Deep-TEMPEST: Using Deep Learning to Eavesdrop on HDMI from its Unintended Electromagnetic Emanations

TL;DR

This paper introduces Deep-TEMPEST, a deep learning approach to eavesdrop on HDMI signals via electromagnetic emanations, significantly improving text recovery accuracy and providing an open-source framework with a training dataset.

Contribution

It presents a novel deep learning method for digital TEMPEST eavesdropping on HDMI signals, reducing the need for physical setup and enhancing text reconstruction accuracy.

Findings

Over 60 percentage points improvement in character error rate

Open-source implementation integrated with GNU Radio

Generated dataset with simulated and real captures

Abstract

In this work, we address the problem of eavesdropping on digital video displays by analyzing the electromagnetic waves that unintentionally emanate from the cables and connectors, particularly HDMI. This problem is known as TEMPEST. Compared to the analog case (VGA), the digital case is harder due to a 10-bit encoding that results in a much larger bandwidth and non-linear mapping between the observed signal and the pixel's intensity. As a result, eavesdropping systems designed for the analog case obtain unclear and difficult-to-read images when applied to digital video. The proposed solution is to recast the problem as an inverse problem and train a deep learning module to map the observed electromagnetic signal back to the displayed image. However, this approach still requires a detailed mathematical analysis of the signal, firstly to determine the frequency at which to tune but also to produce training samples without actually needing a real TEMPEST setup.
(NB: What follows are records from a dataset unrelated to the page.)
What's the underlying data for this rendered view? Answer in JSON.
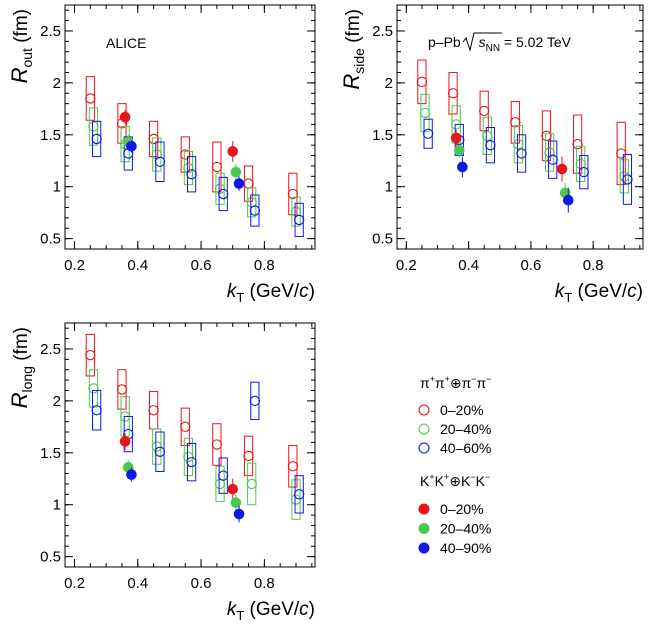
{
  "chart_data": {
    "type": "scatter",
    "experiment_label": "ALICE",
    "system_label": "p–Pb √sNN = 5.02 TeV",
    "system_parts": {
      "prefix": "p–Pb ",
      "s": "s",
      "sub": "NN",
      "suffix": " = 5.02 TeV"
    },
    "x_title": {
      "k": "k",
      "sub": "T",
      "unit_open": " (GeV/",
      "unit_c": "c",
      "unit_close": ")"
    },
    "xlim": [
      0.17,
      0.96
    ],
    "ylim": [
      0.4,
      2.75
    ],
    "x_ticks": [
      "0.2",
      "0.4",
      "0.6",
      "0.8"
    ],
    "y_ticks": [
      "0.5",
      "1",
      "1.5",
      "2",
      "2.5"
    ],
    "x_tick_values": [
      0.2,
      0.4,
      0.6,
      0.8
    ],
    "y_tick_values": [
      0.5,
      1,
      1.5,
      2,
      2.5
    ],
    "panels": [
      {
        "name": "Rout",
        "ylabel_main": "R",
        "ylabel_sub": "out",
        "ylabel_unit": " (fm)",
        "series": [
          {
            "name": "π+π+⊕π−π− 0–20%",
            "color": "#e8151b",
            "filled": false,
            "x": [
              0.25,
              0.35,
              0.45,
              0.55,
              0.65,
              0.75,
              0.89
            ],
            "y": [
              1.85,
              1.61,
              1.46,
              1.31,
              1.19,
              1.03,
              0.93
            ],
            "sys": [
              0.21,
              0.19,
              0.17,
              0.17,
              0.24,
              0.17,
              0.2
            ]
          },
          {
            "name": "π+π+⊕π−π− 20–40%",
            "color": "#4cc84c",
            "filled": false,
            "x": [
              0.26,
              0.36,
              0.46,
              0.56,
              0.66,
              0.76,
              0.9
            ],
            "y": [
              1.58,
              1.41,
              1.31,
              1.18,
              0.98,
              0.85,
              0.76
            ],
            "sys": [
              0.18,
              0.17,
              0.16,
              0.16,
              0.15,
              0.14,
              0.14
            ]
          },
          {
            "name": "π+π+⊕π−π− 40–60%",
            "color": "#0f18e8",
            "filled": false,
            "x": [
              0.27,
              0.37,
              0.47,
              0.57,
              0.67,
              0.77,
              0.91
            ],
            "y": [
              1.46,
              1.32,
              1.24,
              1.12,
              0.93,
              0.77,
              0.68
            ],
            "sys": [
              0.17,
              0.16,
              0.19,
              0.17,
              0.16,
              0.15,
              0.16
            ]
          },
          {
            "name": "K+K+⊕K−K− 0–20%",
            "color": "#e8151b",
            "filled": true,
            "x": [
              0.36,
              0.7
            ],
            "y": [
              1.67,
              1.34
            ],
            "stat": [
              0.07,
              0.1
            ]
          },
          {
            "name": "K+K+⊕K−K− 20–40%",
            "color": "#4cc84c",
            "filled": true,
            "x": [
              0.37,
              0.71
            ],
            "y": [
              1.43,
              1.14
            ],
            "stat": [
              0.07,
              0.08
            ]
          },
          {
            "name": "K+K+⊕K−K− 40–90%",
            "color": "#0f18e8",
            "filled": true,
            "x": [
              0.38,
              0.72
            ],
            "y": [
              1.39,
              1.03
            ],
            "stat": [
              0.06,
              0.07
            ]
          }
        ]
      },
      {
        "name": "Rside",
        "ylabel_main": "R",
        "ylabel_sub": "side",
        "ylabel_unit": " (fm)",
        "series": [
          {
            "name": "π+π+⊕π−π− 0–20%",
            "color": "#e8151b",
            "filled": false,
            "x": [
              0.25,
              0.35,
              0.45,
              0.55,
              0.65,
              0.75,
              0.89
            ],
            "y": [
              2.01,
              1.9,
              1.73,
              1.62,
              1.49,
              1.41,
              1.32
            ],
            "sys": [
              0.21,
              0.2,
              0.19,
              0.2,
              0.24,
              0.28,
              0.3
            ]
          },
          {
            "name": "π+π+⊕π−π− 20–40%",
            "color": "#4cc84c",
            "filled": false,
            "x": [
              0.26,
              0.36,
              0.46,
              0.56,
              0.66,
              0.76,
              0.9
            ],
            "y": [
              1.71,
              1.6,
              1.49,
              1.41,
              1.33,
              1.22,
              1.1
            ],
            "sys": [
              0.18,
              0.18,
              0.18,
              0.18,
              0.18,
              0.17,
              0.16
            ]
          },
          {
            "name": "π+π+⊕π−π− 40–60%",
            "color": "#0f18e8",
            "filled": false,
            "x": [
              0.27,
              0.37,
              0.47,
              0.57,
              0.67,
              0.77,
              0.91
            ],
            "y": [
              1.51,
              1.45,
              1.4,
              1.32,
              1.26,
              1.14,
              1.07
            ],
            "sys": [
              0.14,
              0.15,
              0.17,
              0.18,
              0.18,
              0.16,
              0.24
            ]
          },
          {
            "name": "K+K+⊕K−K− 0–20%",
            "color": "#e8151b",
            "filled": true,
            "x": [
              0.36,
              0.7
            ],
            "y": [
              1.47,
              1.17
            ],
            "stat": [
              0.08,
              0.12
            ]
          },
          {
            "name": "K+K+⊕K−K− 20–40%",
            "color": "#4cc84c",
            "filled": true,
            "x": [
              0.37,
              0.71
            ],
            "y": [
              1.35,
              0.94
            ],
            "stat": [
              0.07,
              0.1
            ]
          },
          {
            "name": "K+K+⊕K−K− 40–90%",
            "color": "#0f18e8",
            "filled": true,
            "x": [
              0.38,
              0.72
            ],
            "y": [
              1.19,
              0.87
            ],
            "stat": [
              0.1,
              0.12
            ]
          }
        ]
      },
      {
        "name": "Rlong",
        "ylabel_main": "R",
        "ylabel_sub": "long",
        "ylabel_unit": " (fm)",
        "series": [
          {
            "name": "π+π+⊕π−π− 0–20%",
            "color": "#e8151b",
            "filled": false,
            "x": [
              0.25,
              0.35,
              0.45,
              0.55,
              0.65,
              0.75,
              0.89
            ],
            "y": [
              2.44,
              2.11,
              1.91,
              1.75,
              1.58,
              1.47,
              1.37
            ],
            "sys": [
              0.2,
              0.19,
              0.18,
              0.18,
              0.2,
              0.19,
              0.2
            ]
          },
          {
            "name": "π+π+⊕π−π− 20–40%",
            "color": "#4cc84c",
            "filled": false,
            "x": [
              0.26,
              0.36,
              0.46,
              0.56,
              0.66,
              0.76,
              0.9
            ],
            "y": [
              2.12,
              1.85,
              1.56,
              1.46,
              1.2,
              1.2,
              1.05
            ],
            "sys": [
              0.18,
              0.19,
              0.17,
              0.18,
              0.17,
              0.2,
              0.19
            ]
          },
          {
            "name": "π+π+⊕π−π− 40–60%",
            "color": "#0f18e8",
            "filled": false,
            "x": [
              0.27,
              0.37,
              0.47,
              0.57,
              0.67,
              0.77,
              0.91
            ],
            "y": [
              1.91,
              1.68,
              1.51,
              1.41,
              1.28,
              2.0,
              1.1
            ],
            "sys": [
              0.19,
              0.17,
              0.19,
              0.18,
              0.17,
              0.18,
              0.18
            ]
          },
          {
            "name": "K+K+⊕K−K− 0–20%",
            "color": "#e8151b",
            "filled": true,
            "x": [
              0.36,
              0.7
            ],
            "y": [
              1.61,
              1.15
            ],
            "stat": [
              0.08,
              0.1
            ]
          },
          {
            "name": "K+K+⊕K−K− 20–40%",
            "color": "#4cc84c",
            "filled": true,
            "x": [
              0.37,
              0.71
            ],
            "y": [
              1.36,
              1.02
            ],
            "stat": [
              0.07,
              0.08
            ]
          },
          {
            "name": "K+K+⊕K−K− 40–90%",
            "color": "#0f18e8",
            "filled": true,
            "x": [
              0.38,
              0.72
            ],
            "y": [
              1.29,
              0.91
            ],
            "stat": [
              0.07,
              0.08
            ]
          }
        ]
      }
    ],
    "legend": {
      "pion_header": {
        "a": "π",
        "a_sup": "+",
        "b": "π",
        "b_sup": "+",
        "op": "⊕",
        "c": "π",
        "c_sup": "−",
        "d": "π",
        "d_sup": "−"
      },
      "kaon_header": {
        "a": "K",
        "a_sup": "+",
        "b": "K",
        "b_sup": "+",
        "op": "⊕",
        "c": "K",
        "c_sup": "−",
        "d": "K",
        "d_sup": "−"
      },
      "pion_entries": [
        {
          "label": "0–20%",
          "color": "#e8151b",
          "filled": false
        },
        {
          "label": "20–40%",
          "color": "#4cc84c",
          "filled": false
        },
        {
          "label": "40–60%",
          "color": "#0f18e8",
          "filled": false
        }
      ],
      "kaon_entries": [
        {
          "label": "0–20%",
          "color": "#e8151b",
          "filled": true
        },
        {
          "label": "20–40%",
          "color": "#4cc84c",
          "filled": true
        },
        {
          "label": "40–90%",
          "color": "#0f18e8",
          "filled": true
        }
      ]
    }
  }
}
This saves time and avoids the need to obtain these samples, especially if several configurations are being considered. Our focus is on improving the average Character Error Rate in text, and our system improves this rate by over 60 percentage points compared to previous available implementations. The proposed system is based on widely available Software Defined Radio and is fully open-source, seamlessly integrated into the popular GNU Radio framework. We also share the dataset we generated for training, which comprises both simulated and over 1000 real captures. Finally, we discuss some countermeasures to minimize the potential risk of being eavesdropped by systems designed based on similar principles.